Oke, soal ekspektasi, kita semua deg-degan dan penasaran akan kualitas kedua film. Namun, tim "Bumi Manusia" dan "Perburuan" telah berusaha melakukan yang terbaik untuk menerjemahkan karya sastra Pram ke dalam bentuk film. Semua pihak berusaha menjalankan perannya dalam merayakan karya-karya Pram agar selalu dinikmati dunia. Kini, saatnya kita sebagai pembaca dan penonton merayakan karya-karya Pram dalam bentuk yang berbeda, sebagai bentuk penghormatan kepada perjuangannya dalam khazanah sastra tanah air, dan dalam mencintai Indonesia. 

Jakarta, 6 Juli 2019

6 comments

  1. Perburuan yang main Adipati Dolken? Aku lihat sekilas trailernya Bumi Manusia akting Iqbal oke. Tapi aku belum baca bukunya sih. Hoho

    ReplyDelete
    Replies
    1. Baca bukunya dulu geh biar nyambung sama filmnya.
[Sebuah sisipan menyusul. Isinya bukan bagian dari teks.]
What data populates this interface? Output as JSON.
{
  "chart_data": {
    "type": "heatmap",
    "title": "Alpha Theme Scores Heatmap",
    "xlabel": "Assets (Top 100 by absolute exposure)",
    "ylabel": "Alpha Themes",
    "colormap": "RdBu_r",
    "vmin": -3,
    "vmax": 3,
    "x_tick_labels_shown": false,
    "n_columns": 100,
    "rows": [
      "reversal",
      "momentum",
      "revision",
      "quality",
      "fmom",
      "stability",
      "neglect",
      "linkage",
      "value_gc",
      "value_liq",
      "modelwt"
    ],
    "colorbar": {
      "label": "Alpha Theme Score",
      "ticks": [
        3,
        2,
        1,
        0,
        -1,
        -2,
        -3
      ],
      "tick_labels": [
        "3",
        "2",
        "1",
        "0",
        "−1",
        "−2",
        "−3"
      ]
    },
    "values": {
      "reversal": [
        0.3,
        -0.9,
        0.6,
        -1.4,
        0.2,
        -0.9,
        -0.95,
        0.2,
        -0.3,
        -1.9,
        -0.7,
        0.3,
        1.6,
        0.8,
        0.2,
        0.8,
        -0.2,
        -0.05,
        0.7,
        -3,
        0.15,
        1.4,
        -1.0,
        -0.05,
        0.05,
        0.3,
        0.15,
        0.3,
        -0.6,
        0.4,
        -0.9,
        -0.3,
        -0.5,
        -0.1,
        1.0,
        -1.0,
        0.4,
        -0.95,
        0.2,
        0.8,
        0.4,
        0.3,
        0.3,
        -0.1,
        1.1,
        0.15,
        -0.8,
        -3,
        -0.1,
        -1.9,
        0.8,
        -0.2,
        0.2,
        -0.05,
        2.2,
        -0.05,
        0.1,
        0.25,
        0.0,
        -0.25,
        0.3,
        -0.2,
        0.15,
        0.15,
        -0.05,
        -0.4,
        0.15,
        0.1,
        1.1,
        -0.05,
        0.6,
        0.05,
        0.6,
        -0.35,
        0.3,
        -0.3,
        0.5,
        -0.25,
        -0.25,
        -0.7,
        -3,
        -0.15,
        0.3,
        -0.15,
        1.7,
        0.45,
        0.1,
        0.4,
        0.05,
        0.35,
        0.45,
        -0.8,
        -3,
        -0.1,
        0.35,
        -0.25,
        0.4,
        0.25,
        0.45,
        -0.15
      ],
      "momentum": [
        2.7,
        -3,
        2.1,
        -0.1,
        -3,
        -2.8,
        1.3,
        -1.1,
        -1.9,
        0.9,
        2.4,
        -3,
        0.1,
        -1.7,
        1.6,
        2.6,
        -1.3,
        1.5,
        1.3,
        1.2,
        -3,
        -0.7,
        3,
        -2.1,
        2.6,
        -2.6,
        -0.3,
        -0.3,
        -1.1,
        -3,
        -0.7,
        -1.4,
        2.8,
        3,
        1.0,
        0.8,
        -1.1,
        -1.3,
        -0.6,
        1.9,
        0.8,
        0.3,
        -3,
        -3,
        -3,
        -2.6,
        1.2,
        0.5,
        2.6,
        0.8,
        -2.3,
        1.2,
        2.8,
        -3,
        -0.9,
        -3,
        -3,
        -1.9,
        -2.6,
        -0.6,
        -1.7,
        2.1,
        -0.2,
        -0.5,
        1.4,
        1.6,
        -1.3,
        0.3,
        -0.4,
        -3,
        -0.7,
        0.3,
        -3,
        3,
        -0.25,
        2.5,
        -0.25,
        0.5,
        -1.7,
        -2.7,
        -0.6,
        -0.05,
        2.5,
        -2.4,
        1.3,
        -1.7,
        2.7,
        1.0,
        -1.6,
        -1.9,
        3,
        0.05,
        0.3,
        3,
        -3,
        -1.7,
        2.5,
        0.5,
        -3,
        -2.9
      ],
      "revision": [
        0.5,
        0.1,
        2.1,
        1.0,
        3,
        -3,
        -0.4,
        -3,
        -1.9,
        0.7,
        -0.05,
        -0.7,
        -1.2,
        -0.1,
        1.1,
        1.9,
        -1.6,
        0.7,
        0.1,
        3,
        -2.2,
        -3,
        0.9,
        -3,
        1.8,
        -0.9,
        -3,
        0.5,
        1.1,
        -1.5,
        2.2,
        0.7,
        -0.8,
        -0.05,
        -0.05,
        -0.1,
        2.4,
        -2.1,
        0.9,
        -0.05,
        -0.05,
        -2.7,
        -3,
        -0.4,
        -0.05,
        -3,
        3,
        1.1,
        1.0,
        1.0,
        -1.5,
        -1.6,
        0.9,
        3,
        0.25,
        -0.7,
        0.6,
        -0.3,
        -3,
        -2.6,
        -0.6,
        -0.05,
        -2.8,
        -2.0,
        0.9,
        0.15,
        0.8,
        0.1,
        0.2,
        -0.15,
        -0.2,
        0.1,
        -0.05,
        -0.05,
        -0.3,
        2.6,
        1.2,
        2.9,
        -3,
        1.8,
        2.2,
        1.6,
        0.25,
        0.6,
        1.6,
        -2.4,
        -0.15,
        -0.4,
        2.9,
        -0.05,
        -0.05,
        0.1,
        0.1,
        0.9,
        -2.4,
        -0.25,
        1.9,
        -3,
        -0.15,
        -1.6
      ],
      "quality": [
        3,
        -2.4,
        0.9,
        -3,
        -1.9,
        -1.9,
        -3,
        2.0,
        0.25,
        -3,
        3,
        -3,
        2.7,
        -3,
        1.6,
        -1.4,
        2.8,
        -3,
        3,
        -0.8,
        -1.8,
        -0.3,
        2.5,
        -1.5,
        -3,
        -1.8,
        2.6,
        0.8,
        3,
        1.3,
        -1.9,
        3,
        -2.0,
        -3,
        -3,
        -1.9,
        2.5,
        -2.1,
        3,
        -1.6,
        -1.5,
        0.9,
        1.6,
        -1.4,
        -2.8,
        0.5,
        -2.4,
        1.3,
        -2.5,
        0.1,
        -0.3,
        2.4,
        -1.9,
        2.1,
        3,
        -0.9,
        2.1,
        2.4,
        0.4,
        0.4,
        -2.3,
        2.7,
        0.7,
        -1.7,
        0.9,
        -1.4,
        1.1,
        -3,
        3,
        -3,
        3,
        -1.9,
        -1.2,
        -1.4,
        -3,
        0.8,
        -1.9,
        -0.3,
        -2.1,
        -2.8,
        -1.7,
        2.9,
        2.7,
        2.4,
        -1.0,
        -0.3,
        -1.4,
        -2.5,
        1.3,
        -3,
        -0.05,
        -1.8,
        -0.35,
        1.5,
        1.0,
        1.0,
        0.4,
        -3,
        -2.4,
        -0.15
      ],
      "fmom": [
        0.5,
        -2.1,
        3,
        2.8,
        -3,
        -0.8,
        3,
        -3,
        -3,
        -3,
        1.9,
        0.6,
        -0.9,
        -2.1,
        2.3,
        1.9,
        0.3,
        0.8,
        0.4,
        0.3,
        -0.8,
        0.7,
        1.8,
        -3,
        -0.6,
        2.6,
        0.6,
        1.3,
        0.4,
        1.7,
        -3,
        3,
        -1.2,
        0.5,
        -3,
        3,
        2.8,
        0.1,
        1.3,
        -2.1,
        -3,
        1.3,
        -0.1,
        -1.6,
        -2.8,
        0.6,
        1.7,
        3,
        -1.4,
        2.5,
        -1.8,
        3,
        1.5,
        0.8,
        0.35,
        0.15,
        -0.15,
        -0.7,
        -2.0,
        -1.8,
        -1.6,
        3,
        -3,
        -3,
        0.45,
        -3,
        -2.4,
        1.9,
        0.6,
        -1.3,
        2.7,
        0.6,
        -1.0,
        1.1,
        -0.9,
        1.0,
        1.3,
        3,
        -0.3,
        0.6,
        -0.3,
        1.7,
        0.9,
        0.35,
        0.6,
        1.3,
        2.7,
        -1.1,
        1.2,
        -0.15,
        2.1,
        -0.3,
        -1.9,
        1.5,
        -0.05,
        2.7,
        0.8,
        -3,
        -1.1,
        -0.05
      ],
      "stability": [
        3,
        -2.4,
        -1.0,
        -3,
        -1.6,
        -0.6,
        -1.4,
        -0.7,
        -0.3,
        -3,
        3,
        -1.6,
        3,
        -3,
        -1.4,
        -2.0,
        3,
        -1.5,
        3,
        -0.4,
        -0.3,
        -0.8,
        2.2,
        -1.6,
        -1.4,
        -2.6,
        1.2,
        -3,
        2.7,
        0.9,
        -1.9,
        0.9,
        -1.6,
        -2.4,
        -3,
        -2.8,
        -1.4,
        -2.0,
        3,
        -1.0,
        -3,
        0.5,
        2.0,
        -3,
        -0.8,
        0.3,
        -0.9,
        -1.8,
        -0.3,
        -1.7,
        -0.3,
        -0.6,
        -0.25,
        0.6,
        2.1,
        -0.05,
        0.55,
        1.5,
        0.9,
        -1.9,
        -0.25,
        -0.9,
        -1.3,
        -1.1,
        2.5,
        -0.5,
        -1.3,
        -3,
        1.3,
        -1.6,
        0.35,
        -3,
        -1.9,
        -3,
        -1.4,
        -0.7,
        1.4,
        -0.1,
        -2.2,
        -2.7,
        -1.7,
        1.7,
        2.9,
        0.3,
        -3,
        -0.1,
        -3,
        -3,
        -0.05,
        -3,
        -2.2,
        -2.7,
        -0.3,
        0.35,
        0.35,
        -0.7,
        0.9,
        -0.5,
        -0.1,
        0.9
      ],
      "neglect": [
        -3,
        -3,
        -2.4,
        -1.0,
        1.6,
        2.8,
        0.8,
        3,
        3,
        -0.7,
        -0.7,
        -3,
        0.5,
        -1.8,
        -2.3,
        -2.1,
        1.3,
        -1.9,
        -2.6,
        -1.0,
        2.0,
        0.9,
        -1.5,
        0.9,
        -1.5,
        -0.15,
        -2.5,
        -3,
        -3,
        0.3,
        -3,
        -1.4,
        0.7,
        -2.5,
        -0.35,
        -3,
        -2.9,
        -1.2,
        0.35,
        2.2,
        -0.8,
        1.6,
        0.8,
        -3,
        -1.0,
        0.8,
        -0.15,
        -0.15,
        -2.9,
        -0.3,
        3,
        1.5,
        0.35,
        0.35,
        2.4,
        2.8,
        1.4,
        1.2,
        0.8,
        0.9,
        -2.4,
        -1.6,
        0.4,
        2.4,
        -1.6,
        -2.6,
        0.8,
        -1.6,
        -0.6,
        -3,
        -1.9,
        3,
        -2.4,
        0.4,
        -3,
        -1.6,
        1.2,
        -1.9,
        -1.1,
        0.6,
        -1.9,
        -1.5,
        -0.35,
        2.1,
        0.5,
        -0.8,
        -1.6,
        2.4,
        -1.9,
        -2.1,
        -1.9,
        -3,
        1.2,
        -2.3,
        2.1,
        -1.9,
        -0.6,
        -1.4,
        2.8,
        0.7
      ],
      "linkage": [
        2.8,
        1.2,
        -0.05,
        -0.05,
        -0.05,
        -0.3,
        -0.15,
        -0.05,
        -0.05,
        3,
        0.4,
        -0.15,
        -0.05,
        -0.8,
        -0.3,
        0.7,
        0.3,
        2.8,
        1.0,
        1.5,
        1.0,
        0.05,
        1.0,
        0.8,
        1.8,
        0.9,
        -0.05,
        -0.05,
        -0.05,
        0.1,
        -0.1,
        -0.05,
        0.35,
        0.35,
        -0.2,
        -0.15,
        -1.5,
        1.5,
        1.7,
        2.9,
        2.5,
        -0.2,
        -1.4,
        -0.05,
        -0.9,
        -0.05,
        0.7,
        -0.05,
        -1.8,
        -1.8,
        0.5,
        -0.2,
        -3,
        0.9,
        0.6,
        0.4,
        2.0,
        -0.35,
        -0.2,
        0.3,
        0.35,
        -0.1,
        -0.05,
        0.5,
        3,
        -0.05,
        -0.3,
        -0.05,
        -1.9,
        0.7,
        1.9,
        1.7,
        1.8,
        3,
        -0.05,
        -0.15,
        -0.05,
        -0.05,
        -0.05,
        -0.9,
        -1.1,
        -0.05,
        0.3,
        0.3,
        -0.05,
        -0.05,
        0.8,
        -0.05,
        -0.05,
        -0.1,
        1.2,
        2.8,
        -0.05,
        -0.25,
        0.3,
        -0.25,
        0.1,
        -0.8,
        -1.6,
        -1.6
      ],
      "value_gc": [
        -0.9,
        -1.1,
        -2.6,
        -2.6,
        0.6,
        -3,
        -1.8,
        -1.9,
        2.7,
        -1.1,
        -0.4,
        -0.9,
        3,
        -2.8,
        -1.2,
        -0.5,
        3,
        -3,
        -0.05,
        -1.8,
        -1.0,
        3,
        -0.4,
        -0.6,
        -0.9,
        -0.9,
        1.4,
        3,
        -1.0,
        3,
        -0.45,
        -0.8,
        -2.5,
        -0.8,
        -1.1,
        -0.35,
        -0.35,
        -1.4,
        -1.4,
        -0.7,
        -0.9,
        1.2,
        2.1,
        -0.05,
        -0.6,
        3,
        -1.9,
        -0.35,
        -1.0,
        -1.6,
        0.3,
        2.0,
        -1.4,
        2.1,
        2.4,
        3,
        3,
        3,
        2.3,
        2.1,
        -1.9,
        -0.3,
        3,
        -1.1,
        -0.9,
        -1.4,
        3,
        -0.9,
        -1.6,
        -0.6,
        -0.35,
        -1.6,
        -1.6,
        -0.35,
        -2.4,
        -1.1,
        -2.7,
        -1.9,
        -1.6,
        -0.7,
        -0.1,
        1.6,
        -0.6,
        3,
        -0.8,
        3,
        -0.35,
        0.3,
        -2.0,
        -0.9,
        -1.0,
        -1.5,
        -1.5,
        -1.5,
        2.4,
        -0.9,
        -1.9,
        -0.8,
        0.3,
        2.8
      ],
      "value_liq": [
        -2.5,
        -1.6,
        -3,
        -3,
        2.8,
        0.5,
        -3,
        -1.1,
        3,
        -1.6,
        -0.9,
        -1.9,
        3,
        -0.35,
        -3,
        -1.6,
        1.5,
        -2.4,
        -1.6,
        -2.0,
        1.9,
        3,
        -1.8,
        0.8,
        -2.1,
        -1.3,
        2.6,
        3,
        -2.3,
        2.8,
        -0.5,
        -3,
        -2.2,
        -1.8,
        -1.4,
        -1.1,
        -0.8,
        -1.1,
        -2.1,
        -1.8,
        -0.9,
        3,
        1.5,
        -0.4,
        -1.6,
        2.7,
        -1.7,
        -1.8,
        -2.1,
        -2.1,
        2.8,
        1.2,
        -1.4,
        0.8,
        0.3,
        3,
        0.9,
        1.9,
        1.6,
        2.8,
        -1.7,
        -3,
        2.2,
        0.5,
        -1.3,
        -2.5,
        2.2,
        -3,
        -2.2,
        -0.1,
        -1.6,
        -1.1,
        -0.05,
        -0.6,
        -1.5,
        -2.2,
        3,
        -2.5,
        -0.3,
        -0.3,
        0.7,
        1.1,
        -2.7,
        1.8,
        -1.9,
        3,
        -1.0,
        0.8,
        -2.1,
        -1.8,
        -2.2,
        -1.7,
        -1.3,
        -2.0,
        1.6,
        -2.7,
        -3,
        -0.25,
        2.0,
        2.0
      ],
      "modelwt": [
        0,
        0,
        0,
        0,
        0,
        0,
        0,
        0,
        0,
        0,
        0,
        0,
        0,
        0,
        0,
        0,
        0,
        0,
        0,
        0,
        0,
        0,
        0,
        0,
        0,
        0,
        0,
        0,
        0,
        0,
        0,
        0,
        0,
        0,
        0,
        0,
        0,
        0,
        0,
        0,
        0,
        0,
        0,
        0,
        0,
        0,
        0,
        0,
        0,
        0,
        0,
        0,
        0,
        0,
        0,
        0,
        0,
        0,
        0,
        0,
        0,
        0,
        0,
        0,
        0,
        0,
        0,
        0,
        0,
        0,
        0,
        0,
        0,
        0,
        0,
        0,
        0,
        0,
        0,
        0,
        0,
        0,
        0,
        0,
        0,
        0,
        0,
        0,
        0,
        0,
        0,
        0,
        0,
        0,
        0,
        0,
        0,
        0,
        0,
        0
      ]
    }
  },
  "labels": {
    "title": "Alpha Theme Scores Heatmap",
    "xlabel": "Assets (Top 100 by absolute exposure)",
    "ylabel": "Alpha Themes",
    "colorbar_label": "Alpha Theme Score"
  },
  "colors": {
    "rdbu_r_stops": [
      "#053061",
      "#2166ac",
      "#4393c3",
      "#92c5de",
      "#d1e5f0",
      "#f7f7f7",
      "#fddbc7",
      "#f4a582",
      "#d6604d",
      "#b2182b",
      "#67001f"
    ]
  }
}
Karena kalau nonton filmnya dulu baru baca buku ceritanya, nanti ekspektasinya kebalik dan bakal sakit hati eaaa

      Delete
  2. aku pernah baca novelnya Bumi Manusia itu. berat kali yaaa... bahasanya sulit dipahami, nyastra banget deh. jadi suka nggak kebayang gitu gimana caranya bikin novel itu jadi film yang apik.

    ReplyDelete
    Replies
    1. Soalnya cara berbahasa orang zaman itu beda sama zaman sekarang, makanya sulit kita pahami. Tapi aku menyelesaikan 4 buku tetralogi buru plus 1 buku lainnya hanya 28 hari loh karena seru hehehe

      Delete
  3. setelah nonton trailer bumi manusia, saya mengharapkan filmnya sebagus trailernya, karena jujur saja, saya sendiri ga pernah baca bukunya langsung, kalimat yang paling saya ingat di trailer itu kata-kata ibu Minke " Kita adalah orang pertama yang melawan pengadilan kulit putih"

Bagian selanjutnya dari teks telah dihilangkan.